Tuesday 14 May 2013

CHILD VUNERABILITY

VULNERABILITY
Vulnerability mean "a high probability of a negative outcome", or an expected welfare loss above a socially accepted norm, which results from risky/uncertain events, and the lack of appropriate risk management instruments. Vulnerability is shaped by risk and stress characteristics such as magnitude, frequency, duration, and scope, to which individuals, households and communities are exposed. This implies that vulnerability is a relative state - a multifaceted continuum between resilience and absolute helplessness.

clip_image002
THE DOWNWARD SPIRAL OF CHILD VULNERABILITY
Compared to adults, all children are vulnerable by nature, but some children are more critically vulnerable than others. Child vulnerability is a downward spiral where each shock leads to a new level of vulnerability, and each new level opens up for a host of new risks.
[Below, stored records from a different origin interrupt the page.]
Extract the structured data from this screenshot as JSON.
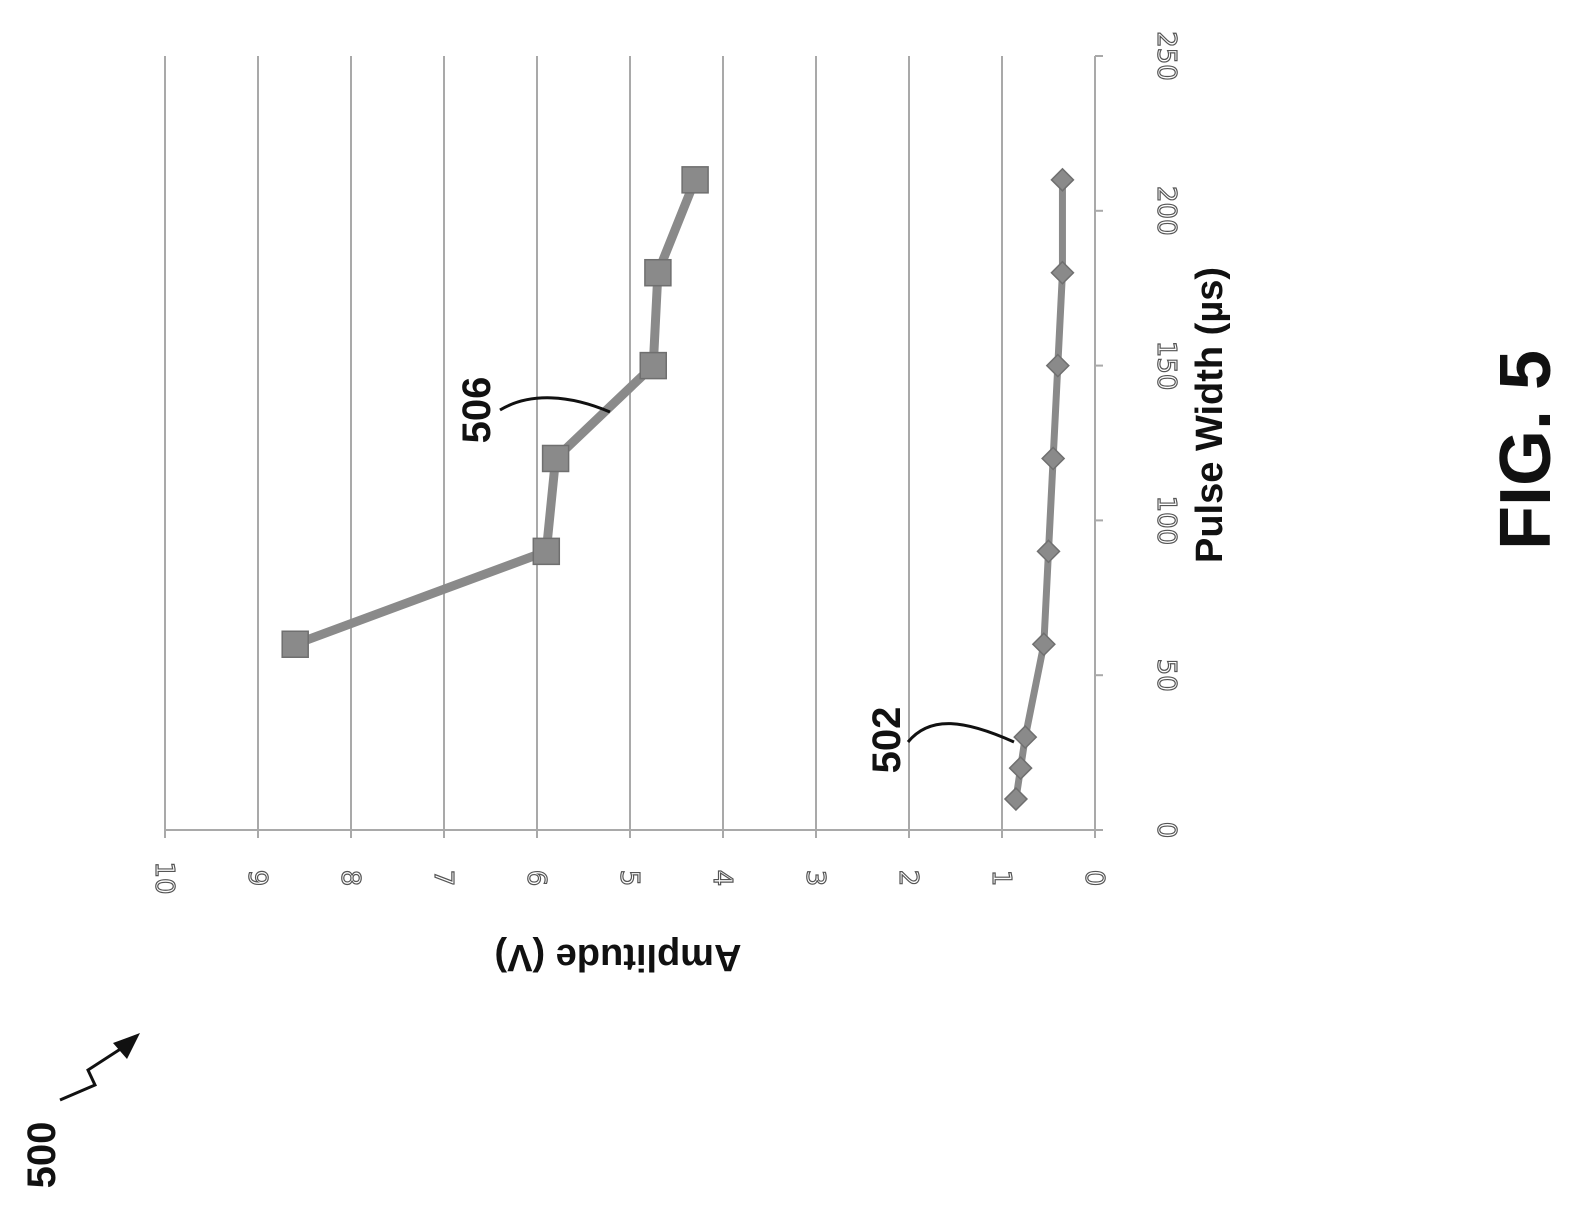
{
  "figure_label": "FIG. 5",
  "ref_figure": "500",
  "chart_data": {
    "type": "line",
    "xlabel": "Pulse Width (µs)",
    "ylabel": "Amplitude (V)",
    "xlim": [
      0,
      250
    ],
    "ylim": [
      0,
      10
    ],
    "x_ticks": [
      "0",
      "50",
      "100",
      "150",
      "200",
      "250"
    ],
    "y_ticks": [
      "0",
      "1",
      "2",
      "3",
      "4",
      "5",
      "6",
      "7",
      "8",
      "9",
      "10"
    ],
    "grid": "horizontal lines at each amplitude tick",
    "orientation": "figure page rotated 90 degrees",
    "series": [
      {
        "ref": "502",
        "marker": "diamond",
        "x": [
          10,
          20,
          30,
          60,
          90,
          120,
          150,
          180,
          210
        ],
        "y": [
          0.85,
          0.8,
          0.75,
          0.55,
          0.5,
          0.45,
          0.4,
          0.35,
          0.35
        ]
      },
      {
        "ref": "506",
        "marker": "square",
        "x": [
          60,
          90,
          120,
          150,
          180,
          210
        ],
        "y": [
          8.6,
          5.9,
          5.8,
          4.75,
          4.7,
          4.3
        ]
      }
    ]
  }
}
In other words, the probability of a child experiencing a negative outcome rises with each shock. At the bottom of this spiral we find children who live outside of family care or in situations of severe family abuse and neglect. OVC interventions can be made at all levels to prevent (a further) increased vulnerability, or to mitigate the effect of likely shocks. The higher up in the spiral the intervention is made, the more cost-effective it is likely to be. OVC should preferably be assisted before they have reached the most critical stages of vulnerability, because interventions aimed to rescue and rehabilitate the most critically vulnerable children tend to be too expensive to be sustainable and moreover have low rates of success.